BY SCOTT STIFFLER | Currently living in Manila, Filipino photographer Niccolo Cosme says that although his city was spared from the devastation of Typhoon Haiyan, “We started to feel its impact day by day. We have never seen anything of this magnitude, where communities, towns and provinces were washed out. We found ourselves in volunteer work every night, assisting in relief operations, at the airbase where the refugees are flown from the typhoon-affected areas. It felt like we were at war. Work, family, the whole Philippines is affected by this event.”
Filipino photographer’s NYC debut will help typhoon relief
ART
THE ALTAR BOY: NICCOLO COSME’S SOLO EXHIBITION
Through December 22
At Tally Beck Contemporary
42 Rivington St. (btw. Eldridge & Forsyth Sts.)
Gallery Hours: Tues.-Sun., 12-6pm
Call 646-678-3433
Visit tallybeckcontemporary.com
When Haiyan hit just over a week before Cosme was set to make his NYC debut as a solo artist, November 20’s opening night reception at Tally Beck Contemporary was hastily reorganized as a benefit.
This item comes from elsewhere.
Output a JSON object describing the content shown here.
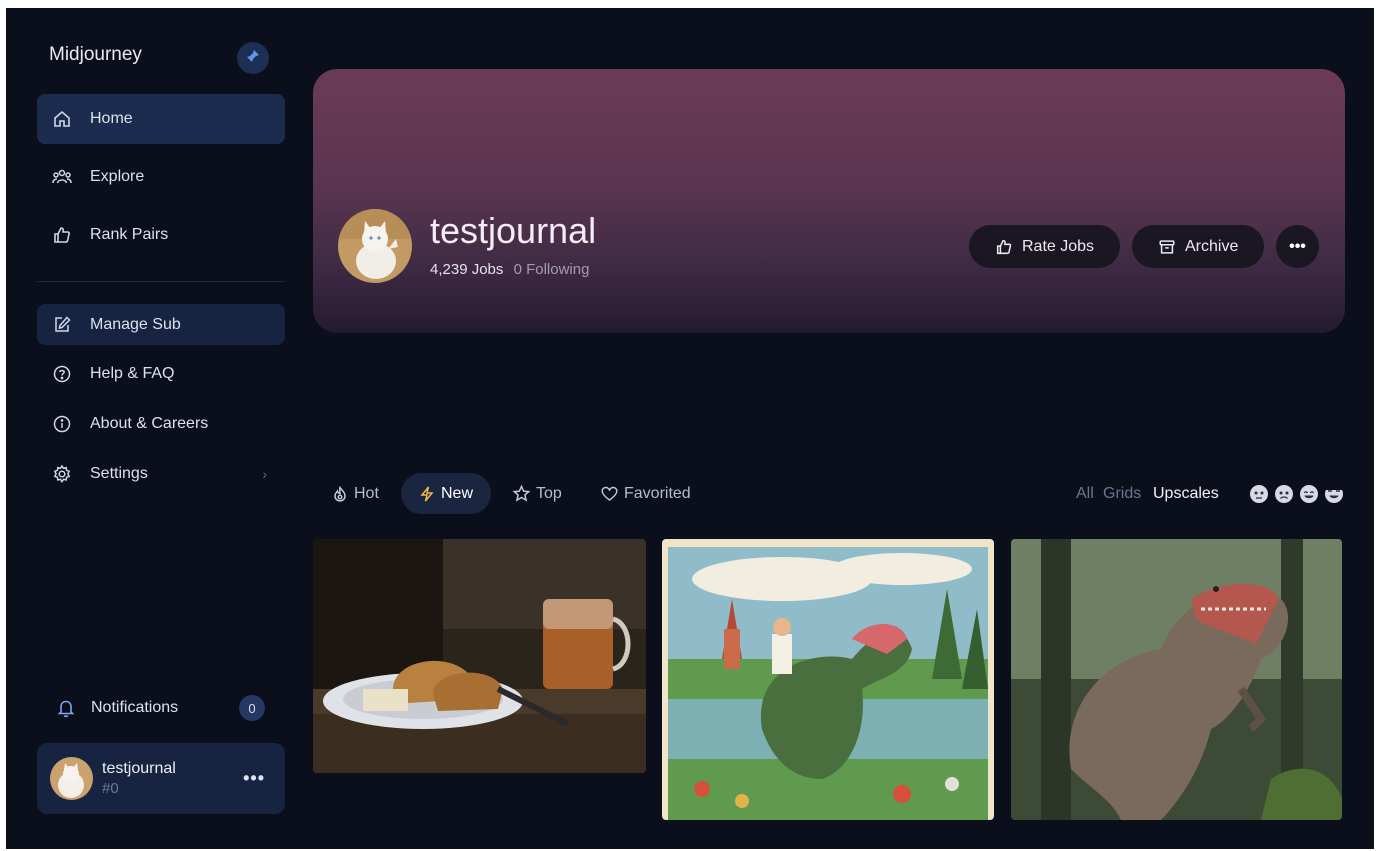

All of the usual festivities took place, but the evening’s centerpiece was an auction of artwork by Cosme and fellow Filipino artist Lenore Lim — which raised $900 for Red Cross relief efforts.
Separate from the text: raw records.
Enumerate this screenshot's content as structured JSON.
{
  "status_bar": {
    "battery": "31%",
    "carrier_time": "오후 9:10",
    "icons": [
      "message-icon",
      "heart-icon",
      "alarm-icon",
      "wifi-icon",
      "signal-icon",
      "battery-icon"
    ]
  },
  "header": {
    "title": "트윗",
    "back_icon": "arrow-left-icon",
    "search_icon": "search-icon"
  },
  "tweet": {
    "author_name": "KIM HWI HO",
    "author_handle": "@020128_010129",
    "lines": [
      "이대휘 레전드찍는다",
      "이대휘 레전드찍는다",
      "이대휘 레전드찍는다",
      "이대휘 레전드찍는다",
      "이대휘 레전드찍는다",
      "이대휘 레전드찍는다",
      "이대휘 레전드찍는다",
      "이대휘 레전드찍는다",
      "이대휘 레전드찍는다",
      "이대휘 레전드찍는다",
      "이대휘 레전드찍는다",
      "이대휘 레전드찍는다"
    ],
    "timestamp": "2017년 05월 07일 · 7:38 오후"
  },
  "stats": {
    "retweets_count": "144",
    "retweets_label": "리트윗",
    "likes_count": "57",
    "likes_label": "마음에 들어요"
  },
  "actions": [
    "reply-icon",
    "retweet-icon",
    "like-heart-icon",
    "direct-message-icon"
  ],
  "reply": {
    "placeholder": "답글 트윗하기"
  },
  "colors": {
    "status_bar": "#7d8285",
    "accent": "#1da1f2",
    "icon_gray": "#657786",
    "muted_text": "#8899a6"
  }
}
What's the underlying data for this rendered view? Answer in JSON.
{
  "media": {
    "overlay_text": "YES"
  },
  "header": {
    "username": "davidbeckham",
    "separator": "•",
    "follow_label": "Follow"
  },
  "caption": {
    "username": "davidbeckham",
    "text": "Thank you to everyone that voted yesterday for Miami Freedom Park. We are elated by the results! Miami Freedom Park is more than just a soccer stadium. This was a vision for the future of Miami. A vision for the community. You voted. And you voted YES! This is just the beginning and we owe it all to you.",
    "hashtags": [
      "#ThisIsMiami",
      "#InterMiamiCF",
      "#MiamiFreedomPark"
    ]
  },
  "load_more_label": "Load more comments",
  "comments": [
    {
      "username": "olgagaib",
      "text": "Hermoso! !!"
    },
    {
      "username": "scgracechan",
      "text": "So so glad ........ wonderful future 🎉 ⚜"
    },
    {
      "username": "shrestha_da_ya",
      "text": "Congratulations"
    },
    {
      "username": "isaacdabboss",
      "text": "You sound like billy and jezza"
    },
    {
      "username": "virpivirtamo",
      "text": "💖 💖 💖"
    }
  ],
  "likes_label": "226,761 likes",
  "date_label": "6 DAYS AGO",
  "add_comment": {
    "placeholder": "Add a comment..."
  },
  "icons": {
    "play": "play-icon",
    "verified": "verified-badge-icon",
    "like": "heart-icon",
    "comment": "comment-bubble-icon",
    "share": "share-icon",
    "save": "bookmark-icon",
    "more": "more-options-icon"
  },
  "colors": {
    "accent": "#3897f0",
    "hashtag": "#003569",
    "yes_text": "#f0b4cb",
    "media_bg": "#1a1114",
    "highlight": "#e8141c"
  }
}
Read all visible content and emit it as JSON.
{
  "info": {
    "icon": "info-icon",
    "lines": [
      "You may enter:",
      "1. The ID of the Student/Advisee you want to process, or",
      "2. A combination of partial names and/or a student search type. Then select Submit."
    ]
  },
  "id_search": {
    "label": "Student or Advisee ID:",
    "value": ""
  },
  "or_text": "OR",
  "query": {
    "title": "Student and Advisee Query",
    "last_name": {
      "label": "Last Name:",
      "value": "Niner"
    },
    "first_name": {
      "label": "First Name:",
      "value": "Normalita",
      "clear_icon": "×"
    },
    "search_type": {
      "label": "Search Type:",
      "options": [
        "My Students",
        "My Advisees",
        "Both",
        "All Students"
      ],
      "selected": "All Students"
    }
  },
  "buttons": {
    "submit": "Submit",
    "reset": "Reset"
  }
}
Donations will be accepted at two upcoming talks directly related to the subject matter covered in Cosme’s solo exhibition. On December 11, Tally Beck (whose gallery specializes in Asian contemporary art) discusses Cosme’s use of religious imagery in “The Art of Ecstasy: The Legacy of Sexuality in Counter-Reformation Religious Art.” On December 17, Tally Beck Contemporary will present “Family Tree: Niccolo Cosme and the Photo Personification” — a lecture by NYU’s Anne Hoy (who teaches art history). Both events begin with a reception at 6pm, followed by the talk at 7:30pm.
As for the basis of these talks, Cosme’s “The Altar Boy” is comprised of 16 large-scale “personification photographs” drawn from the artist’s background as a gay man growing up in the intensely Catholic culture of the Philippines. Inspired by the manner in which Christian imagery was adjusted to the context of different cultures, Cosme uses live models to stage photographs whose hyper-realism, says Beck, “recalls the surrealism of Pierre et Gilles” while referencing ecstatic and hagiographical imagery — Reformation-era religious painting and sculpture “that focused on emotionally charged images of saints. These works also blurred the lines between sexual and spiritual ecstasy, and we see this ambiguity in Cosme’s personified photographs.”